机の上には溶けかけのアイスと、止まったままの未完成の冒頭文。
モニターに映っているのは、投稿ページじゃなくて、「小説家になろう」のランキング。
“異世界転生 × 最強チート × 魔王学校”
“悪役令嬢のざまぁ復讐劇”
“令和知識でスローライフ無双!”
すごいな、みんな……どうやったらそんなに読まれるんだろう。
アイデアも展開も、僕には到底届かない場所に見える。
高校2年の春。
僕はひっそりと「なろう」で小説を書いている。
デビュー作は少しだけ読まれて、感想も数件もらえた。
でも、2作目、3作目と続けていくうちに、閲覧数も感想もどんどん減っていった。
今じゃ、投稿ボタンを押すのすら怖い。
面白いって、何だろう。
誰かの心に届く物語って、どうやって書けばいいんだろう――。
そんなことを考えていたときだった。
PCの通知音が鳴って、画面の端にメッセージが表示された。
> 《あなたの物語には“街”が必要です。
創作に迷った時は、物語の街へ――
【なろうタウン】へお越しください》
――NARO TOWN 管理局より
えっ……?
よくわからない。でも、添付された画像をクリックした瞬間、目が離せなくなった。
空に浮かぶ図書館、万年筆型の塔、ペンの雨が降る街。
ファンタジーとも夢とも、でも不思議と現実味のある世界が、画面の奥に広がっていた。
ふと視線を下げると、机の上に見覚えのない切符があった。
「……NARO-TOWN行き?」
そう疑問を口にした途端、視界が暗転した。
ーー
「ここは……どこ……?」
気がついたら、僕は見知らぬ駅に立っていた。
空気が少し甘くて、風がインクの匂いを運んでくる。
改札の向こうには、巨大なペン型のモニュメントと、不思議な案内板。
> 【ジャンル区画案内】
・ファンタジー通り
・恋愛商店街
・ミステリー裏路地
・現代ドラマ坂
・二次創作横丁
・完結作品墓地
……and more!
ジャンル……通り?
これ、どういうこと……小説の中に迷い込んだってこと?
「ようこそ、“なろうタウン”へ。
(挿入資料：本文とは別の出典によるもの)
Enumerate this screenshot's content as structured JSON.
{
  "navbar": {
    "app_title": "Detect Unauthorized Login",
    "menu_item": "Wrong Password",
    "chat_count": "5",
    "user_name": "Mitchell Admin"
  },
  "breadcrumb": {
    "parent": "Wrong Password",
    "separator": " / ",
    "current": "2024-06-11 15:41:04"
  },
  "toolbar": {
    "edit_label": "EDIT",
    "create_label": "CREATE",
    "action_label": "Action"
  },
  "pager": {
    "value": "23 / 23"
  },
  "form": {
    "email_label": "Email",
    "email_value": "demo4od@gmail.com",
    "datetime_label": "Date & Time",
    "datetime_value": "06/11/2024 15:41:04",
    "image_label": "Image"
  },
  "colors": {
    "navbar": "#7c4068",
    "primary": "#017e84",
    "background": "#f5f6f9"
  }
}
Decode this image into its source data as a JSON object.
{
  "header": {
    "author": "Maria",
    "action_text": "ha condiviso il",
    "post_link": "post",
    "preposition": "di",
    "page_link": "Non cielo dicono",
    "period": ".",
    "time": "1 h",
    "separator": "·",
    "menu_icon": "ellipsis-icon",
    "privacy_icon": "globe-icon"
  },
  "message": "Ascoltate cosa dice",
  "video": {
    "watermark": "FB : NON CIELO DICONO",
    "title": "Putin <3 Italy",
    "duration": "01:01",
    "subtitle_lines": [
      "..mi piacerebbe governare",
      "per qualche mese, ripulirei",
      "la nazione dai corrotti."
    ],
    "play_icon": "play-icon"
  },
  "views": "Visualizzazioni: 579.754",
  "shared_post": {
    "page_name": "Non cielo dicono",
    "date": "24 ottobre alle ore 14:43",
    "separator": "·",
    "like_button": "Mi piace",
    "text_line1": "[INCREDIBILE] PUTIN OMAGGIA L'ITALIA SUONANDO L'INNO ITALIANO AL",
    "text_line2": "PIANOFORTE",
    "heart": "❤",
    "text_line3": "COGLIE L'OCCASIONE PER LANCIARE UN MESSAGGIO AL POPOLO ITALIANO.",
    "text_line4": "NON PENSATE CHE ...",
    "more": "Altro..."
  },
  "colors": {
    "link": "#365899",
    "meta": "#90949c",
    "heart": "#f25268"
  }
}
創作に行き詰まった人?」
後ろから声がして振り向くと、ゴスロリ服の少女が立っていた。
まるで小説からそのまま出てきたみたいな格好で、手には羽ペン、背中には小さなブックバッグ。
「は、はい……あの、誰ですか?」
「私は『如月エリ』。“悪役令嬢系”の住民よ。あなたのジャンルは?」
ジャンル……そんなの、決まってない。
転生系とかスローライフ系とか、書いてみたけど、どれも途中で止まってるし。
「……まだ決めてない、というか、いろいろ迷ってて……」
「ふふっ、じゃあ、“迷い人”ね。ぴったりじゃない、この街に。
ここは、“物語を書く人たち”が集う場所。
ジャンルが通りになっていて、作家たちが、自分の作品と一緒に暮らしているの」
「作品と……暮らす?」
「そう。キャラクターと話したり、世界設定が具現化したり。
この街では、物語が“リアル”になるの。
あなたの書きたいもの、そのすべてと、きっと出会えるわ」
よくわからない。でも――
この街なら、何か変われるかもしれない。
「……わかりました。少し……歩いてみます」
声がほんの少し震えていたけど、胸の奥に、小さな灯がともっていた。